EdU assay was carried out according to the manufacturer’s protocol for the BeyoClick™ EdU Cell Proliferation Kit with Alexa Fluor 555 (Beyotime, C0075S). In brief, cells were exposed to 10 μM EdU for 4 hr at 25 °C (for S2 cells) or 2 hr at 37 °C (for MCF7 cells). Next, the cells were seeded on a coverslip and fixed in 4% paraformaldehyde for 15 min. Cells were then permeabilized with 0.3% Triton X-100 in PBS buffer for 15 min at room temperature. Subsequently, cells were incubated with 50 μL of Click Additive Solution (Click reaction buffer:CuSO4:Azide 555:Click Additive Solution = 430:20:1:50) for 30 min in the dark and stained with Hoechst 33342 for 10 min. Finally, the EdU-stained cells were visualized and counted using the Leica TCS SP8 system.

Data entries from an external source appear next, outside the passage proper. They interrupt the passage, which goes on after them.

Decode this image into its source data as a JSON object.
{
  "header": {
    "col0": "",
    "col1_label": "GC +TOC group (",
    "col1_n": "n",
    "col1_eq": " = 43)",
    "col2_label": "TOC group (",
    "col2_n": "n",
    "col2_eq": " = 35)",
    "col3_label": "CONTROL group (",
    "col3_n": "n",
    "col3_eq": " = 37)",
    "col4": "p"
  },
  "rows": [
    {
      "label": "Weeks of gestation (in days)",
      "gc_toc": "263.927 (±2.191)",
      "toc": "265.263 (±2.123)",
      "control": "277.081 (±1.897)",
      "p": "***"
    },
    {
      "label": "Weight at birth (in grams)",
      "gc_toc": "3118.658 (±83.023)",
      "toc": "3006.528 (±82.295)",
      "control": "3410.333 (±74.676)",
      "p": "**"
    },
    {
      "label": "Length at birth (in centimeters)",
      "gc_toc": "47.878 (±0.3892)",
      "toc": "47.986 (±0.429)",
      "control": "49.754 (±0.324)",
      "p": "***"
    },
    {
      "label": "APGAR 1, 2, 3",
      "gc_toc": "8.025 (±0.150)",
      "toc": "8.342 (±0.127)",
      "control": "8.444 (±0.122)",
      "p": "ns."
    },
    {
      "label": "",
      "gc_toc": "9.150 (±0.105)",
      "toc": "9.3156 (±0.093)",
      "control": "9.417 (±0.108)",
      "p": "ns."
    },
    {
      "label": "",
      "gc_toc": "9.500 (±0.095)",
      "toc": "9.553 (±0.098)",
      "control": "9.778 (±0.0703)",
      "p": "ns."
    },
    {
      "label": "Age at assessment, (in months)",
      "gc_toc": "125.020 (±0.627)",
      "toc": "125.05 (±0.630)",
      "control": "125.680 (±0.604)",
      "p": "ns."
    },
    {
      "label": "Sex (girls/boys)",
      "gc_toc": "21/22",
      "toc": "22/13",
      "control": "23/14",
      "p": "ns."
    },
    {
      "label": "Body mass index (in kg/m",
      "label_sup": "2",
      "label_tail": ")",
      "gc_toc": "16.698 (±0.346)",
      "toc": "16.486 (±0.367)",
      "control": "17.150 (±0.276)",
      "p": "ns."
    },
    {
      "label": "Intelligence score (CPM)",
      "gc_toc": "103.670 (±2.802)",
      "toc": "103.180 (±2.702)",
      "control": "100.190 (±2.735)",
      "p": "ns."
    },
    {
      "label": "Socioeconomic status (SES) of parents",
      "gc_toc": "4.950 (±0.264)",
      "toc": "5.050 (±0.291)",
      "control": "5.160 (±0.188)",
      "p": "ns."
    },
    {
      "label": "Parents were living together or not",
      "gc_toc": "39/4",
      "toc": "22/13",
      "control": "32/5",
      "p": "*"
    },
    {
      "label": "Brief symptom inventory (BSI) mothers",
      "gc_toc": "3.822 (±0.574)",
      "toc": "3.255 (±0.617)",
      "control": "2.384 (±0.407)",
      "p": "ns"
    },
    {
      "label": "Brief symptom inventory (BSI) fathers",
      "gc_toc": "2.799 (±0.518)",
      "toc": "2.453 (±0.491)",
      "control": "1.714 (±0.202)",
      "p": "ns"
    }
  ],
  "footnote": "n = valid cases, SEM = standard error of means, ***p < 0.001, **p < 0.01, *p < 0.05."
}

Flow cytometry analysis of the cell cycle

Cells were collected after the indicated treatments and then fixed in 70% ethanol overnight at −20 °C. After incubation with propidium iodide (PI) solution (Beyotime, C1052) containing RNase A for 30 min at 37 °C, the cells were analyzed using the BD Accuri C6 flow cytometer (BD Biosciences) and ModFit LT 4.1 software (Verity Software House, USA).

Cell proliferation analysis

Cells were stained with trypan blue (Biosharp, BS924) and counted using a Bright-Line™ Hemacytometer (Sigma, Z359629) after the indicated treatments.

Statistical analyses

Statistical tests for each analysis are indicated in the legend of the figures. Differences were considered to be statistically significant: P  <  0.05. Significance: *P < 0.05; **P < 0.01; N.S., no significance.

Reporting summary

Further information on research design is available in the Nature Portfolio Reporting Summary linked to this article.